Als Kieselsäuren werden die Sauerstoffsäuren des Siliciums bezeichnet .

 

Nahrungsergänzungsmittel mit Silizium sollen die Knochen stärken, Nägel und Haare festigen und die Haut elastischer machen.

Wissenschaftliche Nachweise fehlen jedoch.

 

 

 

Mangel:

Ein Siliziummangel ist in der medizinischen Fachwelt nicht bekannt.

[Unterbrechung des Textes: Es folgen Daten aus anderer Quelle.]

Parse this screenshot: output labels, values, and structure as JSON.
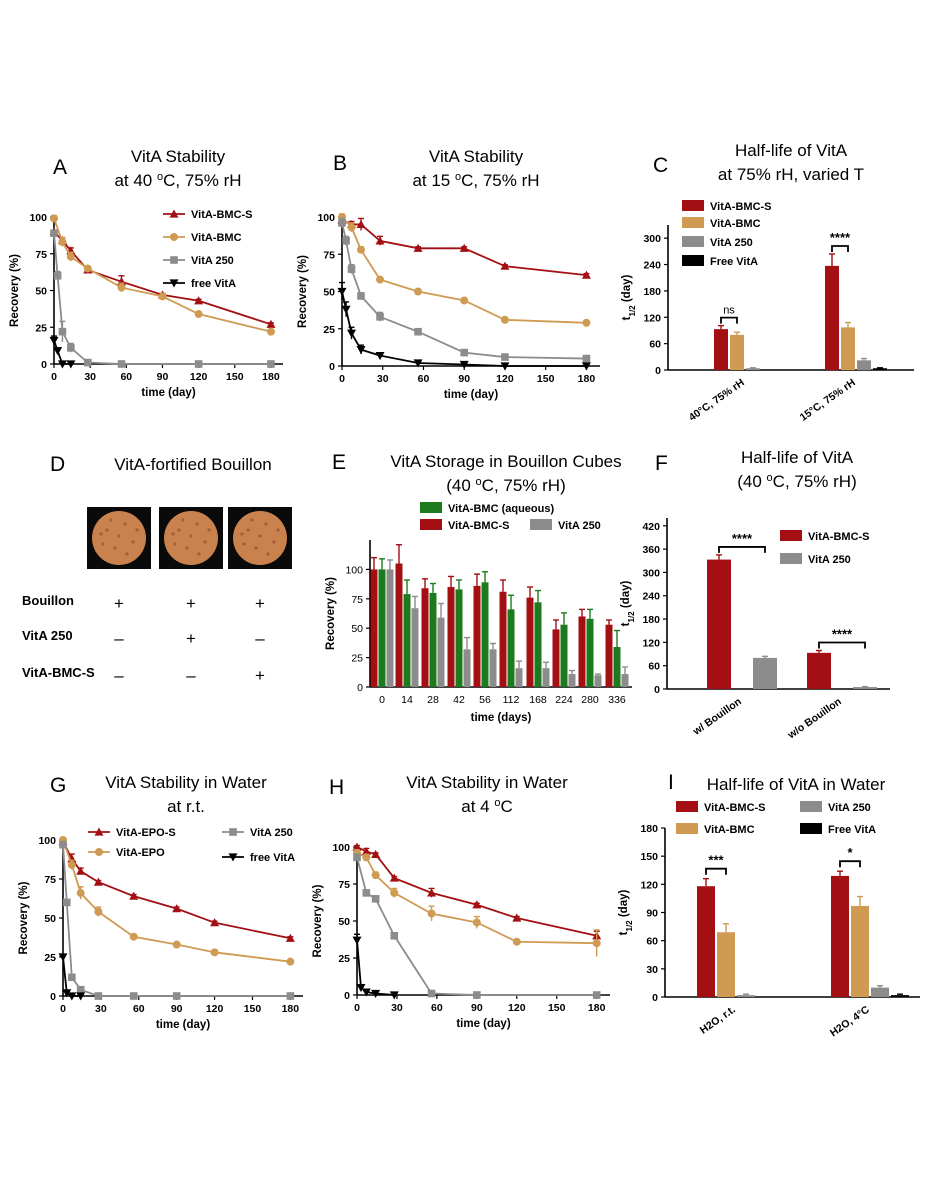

Bislang sind keine medizinisch nachweisbaren Mangelerscheinungen bekannt. Es gibt Vermutungen, die sich auf erste Studien stützen, dass Siliciummangel zu vorzeitigen Alterungsprozessen führen kann. Sollten Sie an spröden Nägeln, trockener Haut, brüchigen Haaren oder Gelenkbeschwerden leiden, können Sie Silicium als Kur anwenden.

 

 

Überdosierung:

Erkrankungen durch einen Siliciumüberschuss sind bisher nur durch Einatmen von Siliciumstaub bekannt. Man nennt diese Erkrankung Silikose oder auch Quarzstaublunge. Hierbei handelt es sich um eine offiziell bestätigte Berufskrankheit. Sie betrifft besonders Berufsgruppen, die mit Quarzstaub verstärkt in Berührung kommen. Dazu zählt der Bergbau, aber auch Edelsteinschleifer und Menschen die in Fabriken mit Sandstrahlenräten arbeiten.